とあるアイドルの恋愛事情 【短編集】
それから暫くして便所に立った俺が見たモノは、芸能記者なら大喜び、俺としては顔面蒼白な光景だった。

「ねぇ、ホントに何もしないのぉ?」
「しねぇって。こんなトコでどぉやってすんの?」
「えぇー。ちょっと残念カモ」
「そんなのあとあと。取り敢えず腹ごしらえ?みたいなさ」

いかにも流行りモノが好きそうな女を腕に絡ませて向かって来るのは、同じグループのサキこと岬和也。

…って、オイ!

「あれぇ?リキじゃん。こんなトコで何やってんの?」
「イヤ…オイ…」
「ん?何だよ」
「ソレ、何?」
「ソレって…女?」

女ってどうゆう意味の…?なんて質問は、サキの腕に絡まった女の目線が饒舌に語ってた。嗚呼、神様。これは俺が1番望んでいなかった最悪の事態デス。

「1人?」
「イヤ、マキと一緒」
「マキと?珍しいコトもあるもんだ。奥の個室っしょ?俺も行っちゃお」

自分で「マキとメシでも行っといで」なんて言ったコトは、もうこのホロ酔い加減の男の頭には無いとみた。残念だよ、マジで。
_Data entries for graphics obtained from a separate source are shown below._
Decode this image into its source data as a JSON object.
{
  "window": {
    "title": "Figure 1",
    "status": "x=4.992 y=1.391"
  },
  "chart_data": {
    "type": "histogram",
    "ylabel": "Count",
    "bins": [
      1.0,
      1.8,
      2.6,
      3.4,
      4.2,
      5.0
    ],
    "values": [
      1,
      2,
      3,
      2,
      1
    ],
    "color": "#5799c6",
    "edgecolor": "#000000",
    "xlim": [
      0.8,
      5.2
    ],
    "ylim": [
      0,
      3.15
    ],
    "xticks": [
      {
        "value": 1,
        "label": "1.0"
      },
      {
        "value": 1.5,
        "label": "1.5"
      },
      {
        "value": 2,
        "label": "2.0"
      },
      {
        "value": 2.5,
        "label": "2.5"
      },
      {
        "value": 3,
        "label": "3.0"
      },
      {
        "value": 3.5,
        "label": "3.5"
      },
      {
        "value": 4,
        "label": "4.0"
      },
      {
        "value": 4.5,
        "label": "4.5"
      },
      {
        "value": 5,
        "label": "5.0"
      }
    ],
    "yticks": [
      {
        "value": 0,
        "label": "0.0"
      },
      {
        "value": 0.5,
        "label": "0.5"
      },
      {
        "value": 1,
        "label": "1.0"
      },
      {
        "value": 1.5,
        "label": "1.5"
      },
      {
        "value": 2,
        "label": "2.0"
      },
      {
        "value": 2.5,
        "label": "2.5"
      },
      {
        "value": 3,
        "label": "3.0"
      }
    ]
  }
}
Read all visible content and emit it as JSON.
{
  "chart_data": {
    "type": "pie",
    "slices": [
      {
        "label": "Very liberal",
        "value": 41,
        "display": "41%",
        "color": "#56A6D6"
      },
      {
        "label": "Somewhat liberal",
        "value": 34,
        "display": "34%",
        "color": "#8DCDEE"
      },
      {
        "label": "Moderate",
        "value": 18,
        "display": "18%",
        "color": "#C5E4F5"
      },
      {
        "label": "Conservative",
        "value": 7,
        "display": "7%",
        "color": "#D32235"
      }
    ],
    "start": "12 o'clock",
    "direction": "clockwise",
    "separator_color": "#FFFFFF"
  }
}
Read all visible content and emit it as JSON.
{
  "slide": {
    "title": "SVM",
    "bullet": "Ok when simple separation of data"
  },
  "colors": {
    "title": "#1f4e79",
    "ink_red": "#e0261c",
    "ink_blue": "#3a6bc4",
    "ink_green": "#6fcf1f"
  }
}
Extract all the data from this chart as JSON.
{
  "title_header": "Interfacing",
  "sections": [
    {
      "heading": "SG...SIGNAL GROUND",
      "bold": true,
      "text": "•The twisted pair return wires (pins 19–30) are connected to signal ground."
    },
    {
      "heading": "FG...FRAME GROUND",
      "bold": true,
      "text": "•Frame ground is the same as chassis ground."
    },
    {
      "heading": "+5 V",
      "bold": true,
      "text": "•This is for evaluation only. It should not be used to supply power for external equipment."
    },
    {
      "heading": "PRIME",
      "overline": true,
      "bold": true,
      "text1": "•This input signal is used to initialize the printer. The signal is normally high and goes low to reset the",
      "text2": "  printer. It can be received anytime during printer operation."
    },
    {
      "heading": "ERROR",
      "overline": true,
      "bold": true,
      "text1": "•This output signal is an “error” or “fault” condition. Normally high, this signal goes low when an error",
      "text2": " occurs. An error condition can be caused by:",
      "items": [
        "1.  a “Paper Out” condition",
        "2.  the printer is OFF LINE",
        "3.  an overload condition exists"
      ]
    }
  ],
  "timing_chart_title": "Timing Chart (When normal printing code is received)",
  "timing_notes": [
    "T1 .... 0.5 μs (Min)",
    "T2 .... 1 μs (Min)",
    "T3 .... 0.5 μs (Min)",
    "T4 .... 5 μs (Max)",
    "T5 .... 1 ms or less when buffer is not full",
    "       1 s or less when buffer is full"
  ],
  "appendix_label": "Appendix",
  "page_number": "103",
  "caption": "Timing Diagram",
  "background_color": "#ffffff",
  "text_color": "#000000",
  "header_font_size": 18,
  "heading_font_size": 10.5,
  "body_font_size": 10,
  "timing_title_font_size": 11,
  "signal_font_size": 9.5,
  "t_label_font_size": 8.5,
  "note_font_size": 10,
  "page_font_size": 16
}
必死に引き止めようとする俺の腕を振り払い襖を開けたサキは、案の定硬直状態で。
恐る恐る中を覗き込むと、ご機嫌なマキと優奈が携帯の見せ合いっこなんかして楽しんでる最中だった。

「うわぁ…何でいるかな」
「オメェがマキとメシ行ってこいっつったって言ってたケド」
「…俺そんなコト言ったっけかな」
「言ったみてぇだぜ」

折角コソコソ会話して何事も無かったかのように襖を閉めようとした俺達のそんな努力を、サキの腕に絡まったままだった女がブチ壊してくれた。


「あー!マキ君だぁ!」


確かに、この女は優希と張るくれぇミーハーそうで。それはそれで個人の自由なんだケドも、もう少し空気を読んでくれれば有難かったカモしれない。

つーか、読め!


「おっ。サキじゃん」
「和也?」


同時に振り向いた2人に、俺達2人は引き攣った笑顔で手を振る。その笑顔で察したマキはニヤリとイヤぁな笑みで、何も察することの出来ない優奈はニッコリと微笑んで返す。